I'm not a virus writer, but you must know that there are plenty of ways to get "root" access on windows machines remotely. Do a little research if you've never heard of this before (try some of these in google: "internet explorer", botnet, rootkit). There are plenty of known weaknesses on a very high percentage of windows machines that connect to the internet.

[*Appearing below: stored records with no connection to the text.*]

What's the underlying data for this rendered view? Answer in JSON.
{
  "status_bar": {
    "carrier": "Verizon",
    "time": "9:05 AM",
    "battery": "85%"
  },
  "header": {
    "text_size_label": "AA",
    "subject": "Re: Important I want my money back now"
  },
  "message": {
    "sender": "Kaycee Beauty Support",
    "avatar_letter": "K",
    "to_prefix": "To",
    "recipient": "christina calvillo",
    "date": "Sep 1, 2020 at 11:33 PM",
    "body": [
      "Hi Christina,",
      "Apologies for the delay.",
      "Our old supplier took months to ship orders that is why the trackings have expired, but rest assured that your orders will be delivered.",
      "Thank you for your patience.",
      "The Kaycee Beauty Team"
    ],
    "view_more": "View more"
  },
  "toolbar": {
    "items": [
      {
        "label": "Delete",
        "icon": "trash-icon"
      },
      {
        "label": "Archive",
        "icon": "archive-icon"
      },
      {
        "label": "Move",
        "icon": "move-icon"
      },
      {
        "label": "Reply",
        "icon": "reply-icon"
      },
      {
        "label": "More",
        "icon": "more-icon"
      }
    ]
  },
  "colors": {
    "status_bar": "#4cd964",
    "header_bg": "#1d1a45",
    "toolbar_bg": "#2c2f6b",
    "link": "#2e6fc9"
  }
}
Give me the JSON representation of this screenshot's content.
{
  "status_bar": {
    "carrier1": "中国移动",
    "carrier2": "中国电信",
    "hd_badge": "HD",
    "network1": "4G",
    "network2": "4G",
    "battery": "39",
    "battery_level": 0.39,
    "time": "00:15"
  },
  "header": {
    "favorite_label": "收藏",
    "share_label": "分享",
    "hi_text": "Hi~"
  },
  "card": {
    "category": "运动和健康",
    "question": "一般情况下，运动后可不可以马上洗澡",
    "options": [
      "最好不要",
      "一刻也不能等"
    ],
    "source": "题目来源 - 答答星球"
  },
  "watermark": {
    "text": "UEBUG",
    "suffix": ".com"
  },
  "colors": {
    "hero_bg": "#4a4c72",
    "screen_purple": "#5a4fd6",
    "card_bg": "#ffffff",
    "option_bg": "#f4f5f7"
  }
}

For your third paragraph, you couldn't be more wrong. Once a windows machine is compromised and the remote user has administrative access, they don't need to be "on site". They have access to your hardware and all they need to do is write to your hard drive. Heck, they could just replace your linux kernel. They could erase everything and install OpenBSD.
Hyper Tails
February 20th, 2009, 10:32 PM
That depends what virus it gets infected by
because if you have wine or any other linux emulator, some windows viruses can run with wine.
thats only if you mount the partition
xzero1
February 20th, 2009, 10:47 PM
For your third paragraph, you couldn't be more wrong. Once a windows machine is compromised and the remote user has administrative access, they don't need to be "on site". They have access to your hardware and all they need to do is write to your hard drive. Heck, they could just replace your linux kernel. They could erase everything and install OpenBSD.So the question becomes is there any way to detect that linux has been compromised? I would say yes, (using signatures for critical files) but only if that detection was external to linux itself.
Slim Odds
February 20th, 2009, 10:59 PM
So the question becomes is there any way to detect that linux has been compromised? I would say yes, (using signatures for critical files) but only if that detection was external to linux itself.
Exactly.
My point is that disks are just bit and bytes. And that in any dual boot system either OS has complete and total access to the data on the drives.
Each OS knows how to limit access to it's own file system when it's the one that's running. So, for example, when linux is not running, it cannot protect it's file system. Simple as that.
And the same goes for any two operating systems.